Ramadanman AKA Pearson Sound + Hessle Audio Label

[Jamie Woon - "Night Air (Ramadanman Refix)", (Cadent Songs, Oct. 2010). Photo by Rosa Maria Nika.]

Ramadanman. It’s a name that just flows with a phonetic fluidness. That’s the reason the artist chose the name. It sounds good, nothing more. That’s why we like Ramadanman. It just sounds good. Not the name, the music. It rolls about the eardrums, dripping percussive nothings, constantly bouncing new ideas off the backboard of the future. He always pushes himself to try and create something of a departure from his previous work and from that of others. He punctures the bubbles of styles and swims about in the mixtures of their bleeding contents. He often goes pool hoping in other people’s genres; backstroking through techno, cannon-balling in drum and bass, holding his breath under deep house. But never dubstep, his center of gravity. Those tracks are often the hardest to pin down, always slipping through the grasp of category. His home is wide open, mobile. Different tempos, new theories, unfamiliar sound palettes. Keep it moving, never rest, be gone before the fire is cold. This is his personal goal, the force behind his creative output.

[Ramadanman - "Glut", (Hessle, April 2010).]

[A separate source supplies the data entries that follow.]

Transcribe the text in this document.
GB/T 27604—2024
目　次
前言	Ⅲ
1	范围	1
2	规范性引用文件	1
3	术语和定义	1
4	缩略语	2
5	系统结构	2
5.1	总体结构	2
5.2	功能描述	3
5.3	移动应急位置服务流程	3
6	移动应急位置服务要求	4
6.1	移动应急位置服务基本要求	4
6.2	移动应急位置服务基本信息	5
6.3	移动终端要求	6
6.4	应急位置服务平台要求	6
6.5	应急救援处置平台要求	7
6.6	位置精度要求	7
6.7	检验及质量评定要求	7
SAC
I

And that’s what he feels is the true nature of dubstep as well. What it was when it started. An outlook to be nurtured. It’s also the spirit behind Hessle, the label he manages alongside Ben UFO and Pangaea. He views it as an outpost for inclusiveness, for the forward thinking mind. It is dubstep, but he doesn’t care if it is. Debate it all you want, that’s not the point. The point is to build with its artists, to bring up new talent, to push a percussive skittishness into new realms of sound loops, but still get avant-garde with it occasionally. The point is to outlast the trends and still be relevant ten years from now. But unlike many who scold the filthy wobble, banishing it from the only home it knew for so long, Ramadanman welcomes it. Were he to come to Brooklyn, he’d see the crowds here also fawn over the well placed drop. A full night of deep dubstep is one haunted by bad dreams to him. It is, however, a planning thing, and desert is only good in moderation. Growing obese on the sugar rush of mid range madness only dulls one’s capacity for pleasure over time. A healthy diet of styles is key to a good set. To a good label. To an artist’s back catalogue.

[Pearson Sound - "So Far Ago" (Soul Jazz, July 2009). Photo by Ian Flannery.]

But sometimes, an artist just wants to create, to put whatever comes to mind to paper, regardless of an itinerary. For that, he uses the alias. Generally Pearson Sound, but occasionally Shetland. Or maybe Maurice Donovan. The sounds are no departure from Ramadanman. Rather that’s the point. Ramadanman is a constant departure. It’s what’s expected of him. No, they’re an excuse to digress with a particular sound. To settle down with it if that’s what he feels like doing at the moment anyway. But always, its back on his percussive path to the future, that unrelenting devotion to progress. Once he finally reaches that shimmering horizon, will it still be dubstep? Probably not. Does that matter? Probably not. The world of Ramadanman keeps spinning, bringing new horizons. - MS

[Ramadanman - "Blimey" (Hessle, May, 2008).]

Ramadanman’s weapons of choice are Fruity Loops, a midi keyboard with some knobs and Adam monitors. His partner in Hessle, Pangea, is also fond of Fruity Loops, but uses Acid Pro just as frequently.